In its place is network speed as art - performers using streaming lights to build mid-air flowers, rocket ships and pie charts as announcers talk about the instant gratification of mobile technology.

"We wanted to celebrate our magical network speeds," said Michelle Emerson, vice president of brand for Reston, Va.-based Sprint Nextel, which has operational headquarters in Overland Park. "It's a metaphor for Sprint's advanced technology."

Using the tag line "Sprint Ahead," the eye-catching ads, which will be unveiled in movie theaters Friday and begin airing on television Sunday, are another attempt by the company to use its fast wireless download speeds to separate itself from key competitors Verizon Wireless and AT&T, which have focused their marketing on network reliability or specific devices, such as AT&T's iPhone.
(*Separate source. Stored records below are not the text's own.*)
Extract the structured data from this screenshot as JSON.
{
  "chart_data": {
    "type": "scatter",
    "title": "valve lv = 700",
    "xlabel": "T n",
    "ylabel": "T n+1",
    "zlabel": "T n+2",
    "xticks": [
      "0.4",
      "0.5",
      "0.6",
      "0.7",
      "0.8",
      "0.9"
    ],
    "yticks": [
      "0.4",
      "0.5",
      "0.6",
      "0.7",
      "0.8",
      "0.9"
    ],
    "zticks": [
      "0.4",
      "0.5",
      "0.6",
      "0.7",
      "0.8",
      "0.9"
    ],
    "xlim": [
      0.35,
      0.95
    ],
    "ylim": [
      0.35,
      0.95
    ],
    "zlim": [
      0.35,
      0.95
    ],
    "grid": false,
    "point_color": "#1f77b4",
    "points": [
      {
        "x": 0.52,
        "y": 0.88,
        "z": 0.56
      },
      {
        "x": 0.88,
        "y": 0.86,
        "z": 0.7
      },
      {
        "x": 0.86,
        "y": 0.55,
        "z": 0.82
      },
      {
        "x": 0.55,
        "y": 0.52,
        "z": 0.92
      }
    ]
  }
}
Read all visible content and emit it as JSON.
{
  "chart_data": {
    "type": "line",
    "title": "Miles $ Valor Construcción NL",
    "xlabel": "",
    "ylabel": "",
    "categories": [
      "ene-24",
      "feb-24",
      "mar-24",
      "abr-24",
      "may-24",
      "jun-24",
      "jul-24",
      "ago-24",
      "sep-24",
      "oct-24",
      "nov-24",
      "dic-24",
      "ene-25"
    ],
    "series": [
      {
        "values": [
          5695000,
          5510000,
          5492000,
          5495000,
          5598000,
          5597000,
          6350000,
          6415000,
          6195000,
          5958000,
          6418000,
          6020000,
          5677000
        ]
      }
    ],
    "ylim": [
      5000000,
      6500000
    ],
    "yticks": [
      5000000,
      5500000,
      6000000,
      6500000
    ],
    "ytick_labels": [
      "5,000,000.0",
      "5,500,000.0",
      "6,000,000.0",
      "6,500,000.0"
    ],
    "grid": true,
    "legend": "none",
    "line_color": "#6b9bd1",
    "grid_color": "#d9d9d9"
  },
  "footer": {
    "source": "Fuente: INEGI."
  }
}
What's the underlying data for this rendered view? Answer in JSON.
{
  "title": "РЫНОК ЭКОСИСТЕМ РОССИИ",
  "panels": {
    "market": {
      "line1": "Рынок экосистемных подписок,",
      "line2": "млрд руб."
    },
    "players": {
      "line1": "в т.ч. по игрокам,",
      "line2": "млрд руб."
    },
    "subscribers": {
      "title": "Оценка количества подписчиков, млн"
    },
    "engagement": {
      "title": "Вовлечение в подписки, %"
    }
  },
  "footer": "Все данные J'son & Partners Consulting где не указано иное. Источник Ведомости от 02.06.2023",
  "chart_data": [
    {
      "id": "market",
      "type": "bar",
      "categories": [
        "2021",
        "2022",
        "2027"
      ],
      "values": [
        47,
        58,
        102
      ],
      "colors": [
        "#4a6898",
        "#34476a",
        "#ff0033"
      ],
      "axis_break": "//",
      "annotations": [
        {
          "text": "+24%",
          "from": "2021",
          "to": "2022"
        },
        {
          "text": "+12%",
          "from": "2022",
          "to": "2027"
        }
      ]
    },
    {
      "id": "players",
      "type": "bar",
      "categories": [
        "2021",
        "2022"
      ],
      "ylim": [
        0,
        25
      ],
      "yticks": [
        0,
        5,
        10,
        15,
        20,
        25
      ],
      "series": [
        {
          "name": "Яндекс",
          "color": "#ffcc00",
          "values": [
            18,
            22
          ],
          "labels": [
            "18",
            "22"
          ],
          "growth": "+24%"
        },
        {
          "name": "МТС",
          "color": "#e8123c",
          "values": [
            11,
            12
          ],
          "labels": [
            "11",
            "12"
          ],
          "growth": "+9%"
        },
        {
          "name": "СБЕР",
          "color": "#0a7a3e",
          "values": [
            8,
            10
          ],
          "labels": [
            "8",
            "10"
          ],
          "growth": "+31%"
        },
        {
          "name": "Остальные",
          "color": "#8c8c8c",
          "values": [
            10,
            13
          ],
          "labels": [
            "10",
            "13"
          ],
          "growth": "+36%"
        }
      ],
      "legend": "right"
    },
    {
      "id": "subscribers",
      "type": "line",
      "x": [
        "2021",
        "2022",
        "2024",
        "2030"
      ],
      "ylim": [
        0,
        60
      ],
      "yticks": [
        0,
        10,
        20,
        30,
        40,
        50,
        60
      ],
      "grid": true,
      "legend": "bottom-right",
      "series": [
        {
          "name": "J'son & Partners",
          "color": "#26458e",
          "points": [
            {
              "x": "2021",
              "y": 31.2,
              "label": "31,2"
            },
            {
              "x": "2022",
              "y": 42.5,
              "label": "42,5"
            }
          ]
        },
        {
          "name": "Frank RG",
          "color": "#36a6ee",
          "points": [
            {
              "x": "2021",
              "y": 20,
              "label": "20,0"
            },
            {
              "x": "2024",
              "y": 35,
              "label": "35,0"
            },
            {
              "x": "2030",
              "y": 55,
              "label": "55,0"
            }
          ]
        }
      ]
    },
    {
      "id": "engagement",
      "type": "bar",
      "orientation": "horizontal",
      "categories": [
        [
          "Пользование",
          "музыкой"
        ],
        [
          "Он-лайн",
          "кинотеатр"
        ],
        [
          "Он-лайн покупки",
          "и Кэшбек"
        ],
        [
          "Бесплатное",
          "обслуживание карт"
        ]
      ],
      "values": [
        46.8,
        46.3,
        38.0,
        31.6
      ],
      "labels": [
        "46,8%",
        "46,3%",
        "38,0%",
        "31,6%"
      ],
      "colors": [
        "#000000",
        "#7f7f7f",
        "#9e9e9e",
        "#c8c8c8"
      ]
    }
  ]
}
"This talks about how customers can get what they want right now," said Emerson, whose company developed the campaign with the help of San Francisco-based Goodby, Silverstein & Partners. "We believe it will really break through the clutter."

Emerson said the initial ads would get consumers to see speed as important, and subsequent ads would show how Sprint Nextel's network and devices could make that speed work for them in terms of music and movie downloads and instantaneous Internet browsing.

"From that aspect, it will give people the idea this is how Sprint will impact my life, and that's what was missing before," said Roger Entner, senior vice president of the communications sector of New York-based firm IAG Research, who has seen the new ads. "It's more tangible than the abstract of 'It's more powerful,' and making it more tangible to the potential customer makes a big difference."

Sprint Nextel also plans ads that focus on the Nextel-branded press-to-talk devices favored by construction crews, taxi services and other business users.

The new campaign comes at a critical time for the company.

Last month, Sprint Nextel reported gaining just 600,000 new subscribers in the first quarter, compared with 1.2 million and 1.7 million, respectively, for AT&T and Verizon. With the number of people without a cell phone shrinking fast, some of those gains came at Sprint Nextel's expense.

Sprint Nextel also said it had lost 220,000 high-quality customers who pay their bills at the end of the month and typically spend more, the third straight quarter of postpaid losses.